The 2016 Nissan Frontier Pro-4X—as you might guess—provides the automaker’s trail-truck traits for the midsize pickup segment. More specifically, what’s provided are Bilstein’s high-pressure off-road shock absorbers, an electronic rear differential locker, and rock-resisting skid plates for the fuel tank, oil pan and transfer cases. It’s also worth noting that the Frontier Pro-4X supplies a standard six-speed manual transmission, something that can’t be said for the best off-road pickup trucks with automatic-only powertrains.

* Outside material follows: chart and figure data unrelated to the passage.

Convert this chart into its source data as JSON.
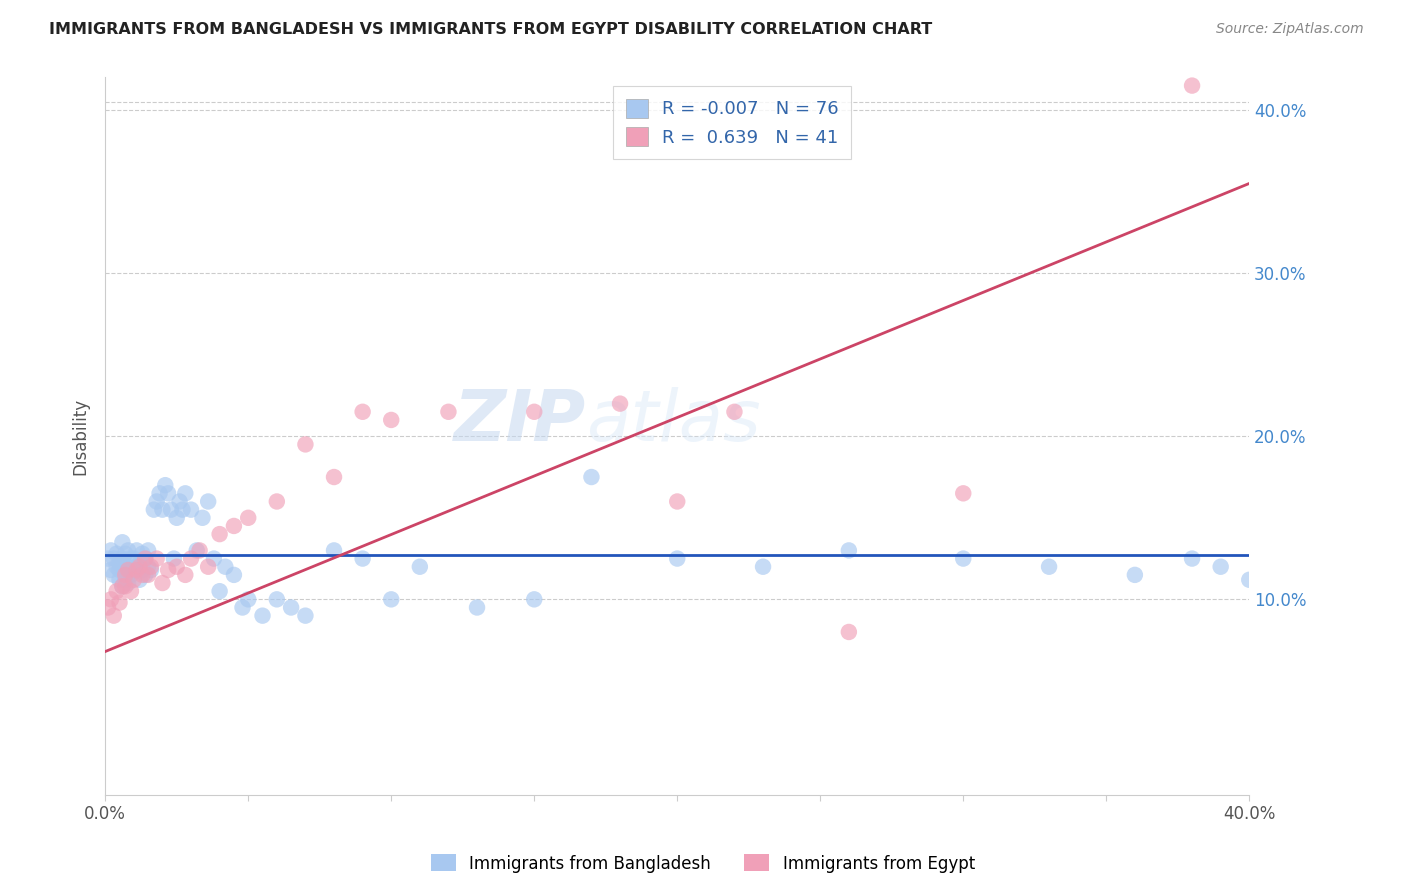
{
  "title": "IMMIGRANTS FROM BANGLADESH VS IMMIGRANTS FROM EGYPT DISABILITY CORRELATION CHART",
  "source": "Source: ZipAtlas.com",
  "ylabel": "Disability",
  "legend_label1": "Immigrants from Bangladesh",
  "legend_label2": "Immigrants from Egypt",
  "r1": -0.007,
  "n1": 76,
  "r2": 0.639,
  "n2": 41,
  "color_blue": "#A8C8F0",
  "color_pink": "#F0A0B8",
  "color_blue_line": "#2255BB",
  "color_pink_line": "#CC4466",
  "watermark_zip": "ZIP",
  "watermark_atlas": "atlas",
  "xlim": [
    0.0,
    0.4
  ],
  "ylim_low": -0.02,
  "ylim_high": 0.42,
  "background_color": "#ffffff",
  "blue_x": [
    0.001,
    0.002,
    0.002,
    0.003,
    0.003,
    0.004,
    0.004,
    0.005,
    0.005,
    0.005,
    0.006,
    0.006,
    0.006,
    0.007,
    0.007,
    0.007,
    0.008,
    0.008,
    0.008,
    0.009,
    0.009,
    0.01,
    0.01,
    0.011,
    0.011,
    0.012,
    0.012,
    0.013,
    0.013,
    0.014,
    0.014,
    0.015,
    0.015,
    0.016,
    0.017,
    0.018,
    0.019,
    0.02,
    0.021,
    0.022,
    0.023,
    0.024,
    0.025,
    0.026,
    0.027,
    0.028,
    0.03,
    0.032,
    0.034,
    0.036,
    0.038,
    0.04,
    0.042,
    0.045,
    0.048,
    0.05,
    0.055,
    0.06,
    0.065,
    0.07,
    0.08,
    0.09,
    0.1,
    0.11,
    0.13,
    0.15,
    0.17,
    0.2,
    0.23,
    0.26,
    0.3,
    0.33,
    0.36,
    0.38,
    0.39,
    0.4
  ],
  "blue_y": [
    0.125,
    0.13,
    0.118,
    0.125,
    0.115,
    0.12,
    0.128,
    0.112,
    0.118,
    0.122,
    0.108,
    0.125,
    0.135,
    0.112,
    0.118,
    0.128,
    0.11,
    0.12,
    0.13,
    0.115,
    0.125,
    0.118,
    0.125,
    0.12,
    0.13,
    0.112,
    0.122,
    0.118,
    0.128,
    0.115,
    0.125,
    0.12,
    0.13,
    0.118,
    0.155,
    0.16,
    0.165,
    0.155,
    0.17,
    0.165,
    0.155,
    0.125,
    0.15,
    0.16,
    0.155,
    0.165,
    0.155,
    0.13,
    0.15,
    0.16,
    0.125,
    0.105,
    0.12,
    0.115,
    0.095,
    0.1,
    0.09,
    0.1,
    0.095,
    0.09,
    0.13,
    0.125,
    0.1,
    0.12,
    0.095,
    0.1,
    0.175,
    0.125,
    0.12,
    0.13,
    0.125,
    0.12,
    0.115,
    0.125,
    0.12,
    0.112
  ],
  "pink_x": [
    0.001,
    0.002,
    0.003,
    0.004,
    0.005,
    0.006,
    0.007,
    0.007,
    0.008,
    0.009,
    0.01,
    0.011,
    0.012,
    0.013,
    0.014,
    0.015,
    0.016,
    0.018,
    0.02,
    0.022,
    0.025,
    0.028,
    0.03,
    0.033,
    0.036,
    0.04,
    0.045,
    0.05,
    0.06,
    0.07,
    0.08,
    0.09,
    0.1,
    0.12,
    0.15,
    0.18,
    0.2,
    0.22,
    0.26,
    0.3,
    0.38
  ],
  "pink_y": [
    0.095,
    0.1,
    0.09,
    0.105,
    0.098,
    0.108,
    0.115,
    0.108,
    0.118,
    0.105,
    0.112,
    0.118,
    0.12,
    0.115,
    0.125,
    0.115,
    0.12,
    0.125,
    0.11,
    0.118,
    0.12,
    0.115,
    0.125,
    0.13,
    0.12,
    0.14,
    0.145,
    0.15,
    0.16,
    0.195,
    0.175,
    0.215,
    0.21,
    0.215,
    0.215,
    0.22,
    0.16,
    0.215,
    0.08,
    0.165,
    0.415
  ],
  "pink_line_x0": 0.0,
  "pink_line_y0": 0.068,
  "pink_line_x1": 0.4,
  "pink_line_y1": 0.355,
  "blue_line_y": 0.127
}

Further, although the Frontier isn’t quite as fresh as some of its rivals, it can be configured with a modernized NissanConnect infotainment system with navigation and access to online apps, as well as with an ear-popping 10-speaker Rockford-Fosgate audio setup. In terms of output, the Frontier Pro-4X tops out with 261 horsepower and 281 lb.-ft. of torque from a 4.0-liter V6 engine.
Photo by Nissan
After being thoroughly redesigned and reengineered for the current model year, the 2016 Toyota Tacoma has reinforced its position as the No. 1 seller in the midsize pickup segment. But now it’s time for new challenges, and they’ll be tackled by the 2017 Tacoma TRD Pro. This truck takes advantage of Toyota’s long history of success in off-road racing, blends it with the next-gen foundation of the new standard Tacoma, and ends up furnishing owners with perhaps the best of the best off-road pickups from the midsize category. To do so, Toyota Racing Development has deployed a TRD-tuned suspension with Fox racing shocks, 16-inch black alloy wheels with Kevlar-reinforced all-terrain tires, and numerous off-road-ready resources, with LED fog lights from Ridgid Industries and an aluminum front skid plate leading the way. The Tacoma TRD Pro also relies on a recent round of updates for modern-day safety must-haves such as a blind-spot monitor and rear cross-traffic alert.
Photo by Toyota Media
To appeal to more customers shopping for the best off-road pickups, the 2016 Toyota Tundra can be configured with a TRD Pro package for the popular SR5 model, the mid-range Tundra Limited and the range-topping 1794 Edition, which is named for a historic Texas ranch that’s located on the grounds of Toyota’s San Antonio truck plant. Yet for the dedicated trail enthusiast, the standalone Tundra TRD Pro stands out. In this model, the truck’s TRD off-road suspension is additionally bolstered by an extra two inches of ride height, to clear more obstacles and allow for increased wheel travel—all while fitted with 18-inch black-alloy wheels and Michelin off-road tires. New for 2016 in the Tundra TRD Pro: black leather seating with red stitching and a newly available exterior finish, Quicksand; returning to the pickup’s palette are White and Magnetic Gray.